C’est d’une petite ville grise du nord de l’Angleterre qu’est parti le mouvement des « Incredible Edible », les « incroyables comestibles » dans sa traduction française. En 2008, dans la ville de Todmorden ravagée par la crise des subprimes, une poignée d’activistes ont envahi le bitume de bacs de plantation : sur les trottoirs, dans la cour du collège, sur le parterre de l’hôpital... Todmorden est devenu un potager géant, et gratuit.

Chaque citoyen cultive un carré de terre et quand sa récolte est mûre, il laisse les passants se servir librement. Une « peas & love revolution », qui peut avoir des conséquences gigantesques : « les gens se réapproporient la nourriture, puis les magasins, puis l’énergie... » remarque Mike Perry de la Plunkett Foundation, dans le Guardian de Londres.

« L’autosuffisance alimentaire des territoires, ça marche », en conclut François Rouillay, un Alsacien qui cherche à implanter ce mouvement en France, et a mis au point un guide pratique. Pour l’instant, deux initiatives françaises sont recensées sur la google map mondiale des Incredible Edible.
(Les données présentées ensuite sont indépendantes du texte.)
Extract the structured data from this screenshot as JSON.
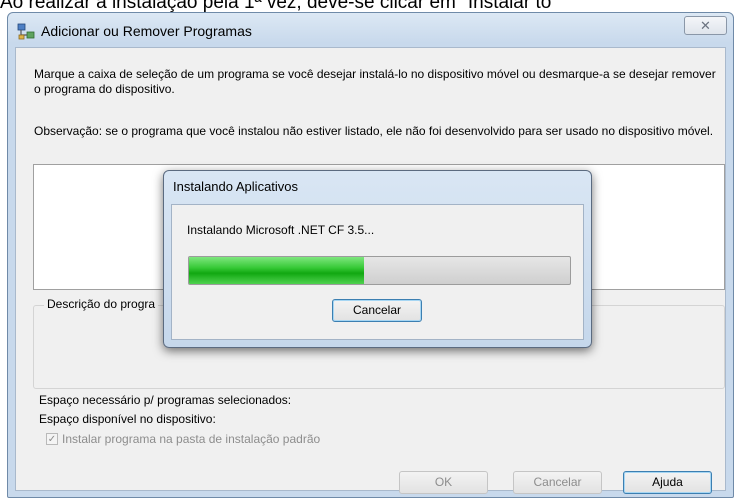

François, conseiller en développement territorial, estime que c’est la réponse à toutes les questions qu’il se pose depuis vingt ans : « comment se libérer d’une économie basée sur la compétition, faire bouger la notion de propriété sur la base d’un élan du coeur ». « Un changement de paradigme », selon lui, qui rappelle la pensée de Pierre Rabhi et du mouvement des Colibris.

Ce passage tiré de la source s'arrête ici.